How to recreate the Norwegian experience without leaving the UK
One of the main benefits of living in such a global world is the ability to engage with other cultures and nations without leaving our own. Some are easier to recreate from our own doorsteps than others. Those in the UK, for example, may have a slight advantage when wanting to recreate a Norwegian experience from within the British Isles. Beginning in 800 CE with the Viking invasion of England, Norwegian culture seeped over and some of its marks can still be felt today. So, how can you get a Norwegian experience in the UK without having to go to Norway?
Mythology and culture
Engaging with the culture and mythology of Norway is one of the prime reasons for people visiting – but enough of it has migrated over to the UK to enable you to get in touch with the people who lived almost 1,000 years ago without having to venture very far.
Norse mythology is a regular component of pop culture and provides a lot for you to get involved with. Computer civilisation game Age of Mythology features an in-depth segment on the Norse god pantheon. 2020’s Assassin’s Creed Valhalla adds to the expansive series with a look at Norse mythology. These games help people find out more about the subject while having fun.
The TV show Vikings (2013-present), for example, provides a historically significant look at the Vikings themselves and is steeped in history. Those wanting to get more hands-on with the Vikings show can also play a related game. As the Betsafe online casino options show, the game allows players to engage with traditional gameplay combined with iconography and sounds based around the hit TV show.
Sights and sounds
The Northern Lights are perhaps the most popular reason for visiting Norway. The Aurora Borealis – caused by electrons and magnetic fields – leads to hues of green lights dancing across the sky. They suggest that northern Norway is the best place in the world to see them, but in fact many have had glimpses from Scotland.

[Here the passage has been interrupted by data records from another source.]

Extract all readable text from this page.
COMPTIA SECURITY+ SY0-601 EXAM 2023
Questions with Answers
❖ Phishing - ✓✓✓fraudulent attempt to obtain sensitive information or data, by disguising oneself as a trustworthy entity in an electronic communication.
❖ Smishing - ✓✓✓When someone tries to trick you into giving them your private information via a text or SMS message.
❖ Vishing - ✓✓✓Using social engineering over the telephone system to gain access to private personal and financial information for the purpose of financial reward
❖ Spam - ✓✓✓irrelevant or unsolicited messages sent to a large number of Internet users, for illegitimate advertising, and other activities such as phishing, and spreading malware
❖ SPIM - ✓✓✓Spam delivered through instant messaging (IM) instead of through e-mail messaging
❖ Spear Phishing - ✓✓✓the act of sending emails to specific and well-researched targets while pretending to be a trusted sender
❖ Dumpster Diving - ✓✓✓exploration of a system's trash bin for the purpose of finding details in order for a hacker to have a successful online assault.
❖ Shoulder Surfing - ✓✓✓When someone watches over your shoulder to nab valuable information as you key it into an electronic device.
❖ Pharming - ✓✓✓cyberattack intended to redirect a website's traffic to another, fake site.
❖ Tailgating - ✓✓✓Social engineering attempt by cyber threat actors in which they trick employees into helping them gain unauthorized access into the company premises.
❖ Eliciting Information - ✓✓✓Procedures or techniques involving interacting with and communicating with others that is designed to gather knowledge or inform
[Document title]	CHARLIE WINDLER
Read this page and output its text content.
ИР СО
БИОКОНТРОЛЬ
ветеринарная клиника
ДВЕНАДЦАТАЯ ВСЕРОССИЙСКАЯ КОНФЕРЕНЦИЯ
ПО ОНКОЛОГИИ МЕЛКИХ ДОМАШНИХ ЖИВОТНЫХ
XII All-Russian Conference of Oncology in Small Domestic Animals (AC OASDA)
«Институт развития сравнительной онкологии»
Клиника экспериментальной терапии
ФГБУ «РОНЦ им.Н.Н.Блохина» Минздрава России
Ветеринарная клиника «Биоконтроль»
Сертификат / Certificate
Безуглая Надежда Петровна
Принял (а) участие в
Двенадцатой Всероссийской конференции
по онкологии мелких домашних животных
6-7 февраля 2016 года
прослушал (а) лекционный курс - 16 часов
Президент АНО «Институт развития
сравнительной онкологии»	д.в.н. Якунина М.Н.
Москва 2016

Northern parts of Scotland are at the same latitude as Norway and Alaska, so there is a chance you could see the Northern Lights from there. The terrain and climate in parts of Scotland is like that of Norway too, depending on the time of year you visit. Heading back down through Scotland and into Northumberland, Lindisfarne island is a prime location from the Viking invasion and remains a popular visitor spot heralding all things Nordic.
Sport and activities
Norway is a popular destination for winter sports – and has hosted the Winter Olympics twice, in Oslo and Lillehammer. Skiers, snowboarders and those who want to try sledding with dogs, riding snowmobiles, or climbing icy ridges flock to Norway to get their adrenaline going. But this can also be done closer to home.
A network of outdoor ski slopes can be found across England, Scotland and Wales, while the British Ski & Snowboard organisation can help people get involved with alpine skiing. There are also venues for biathlon training (skiing and rifle shooting) such as in the Cairngorms. For those wanting to try bobsled, the University of Bath pioneers the sport in the country with a small-part push track. Curling can be found at the Royal Caledonian club in Scotland, for those wanting to try the least strenuous of the winter sports.
Norway is a magnificent place to visit. Those considering it would likely already be interested in some aspect of what the country has to offer, from the culture and mythology to the sights and sports available. Luckily, many of these experiences can be recreated in the UK. While saving for your big Norway trip, you can get a taster for it by staying on British soil.